Studienplatz als Spekulationsobjekt

Jahrelang kämpften die Hochschulen dafür, selbst ihre Studenten auswählen zu dürfen. Doch mit der Flut an Bewerbungen setzte auch die Überforderung ein. Bei der Studienplatzvergabe wird von Bewerbern und Unis kräftig spekuliert.
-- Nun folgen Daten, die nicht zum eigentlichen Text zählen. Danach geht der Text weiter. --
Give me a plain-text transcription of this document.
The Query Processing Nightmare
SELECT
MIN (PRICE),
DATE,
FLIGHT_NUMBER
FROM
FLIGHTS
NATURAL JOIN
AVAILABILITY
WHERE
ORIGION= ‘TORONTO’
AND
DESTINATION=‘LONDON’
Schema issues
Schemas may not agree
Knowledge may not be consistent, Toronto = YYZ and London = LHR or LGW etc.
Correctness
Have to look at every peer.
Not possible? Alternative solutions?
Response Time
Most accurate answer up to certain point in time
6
Mainz. Vergleichende Literaturwissenschaft an der Uni Frankfurt, Geografie in Mainz oder doch ein Lehramtsstudium in Koblenz? Studienplatzbewerber werden in ihrer Ausrichtung immer flexibler, Anforderungen für das gleiche Studienziel an verschiedenen Hochschulen immer unterschiedlicher. Die Folge: Ein Dutzend und mehr Bewerbungen werden verschickt, nicht zuletzt wegen der Vorzüge einer Online-Anmeldung. Die teils komplizierten Bewerbungs-Anforderungen "zwingen" quasi zu Mehrfach-Bewerbungen, wie Bernhard Einig, Abteilungsleiter Studium und Lehre an der Uni Mainz, erläutert. Vor allem, wenn auf das verlockendste "Angebot" spekuliert wird. Nicht eingelöste Zusagen erfordern dann bis zu vier Nachrückverfahren, um die Studienplätze zu besetzen.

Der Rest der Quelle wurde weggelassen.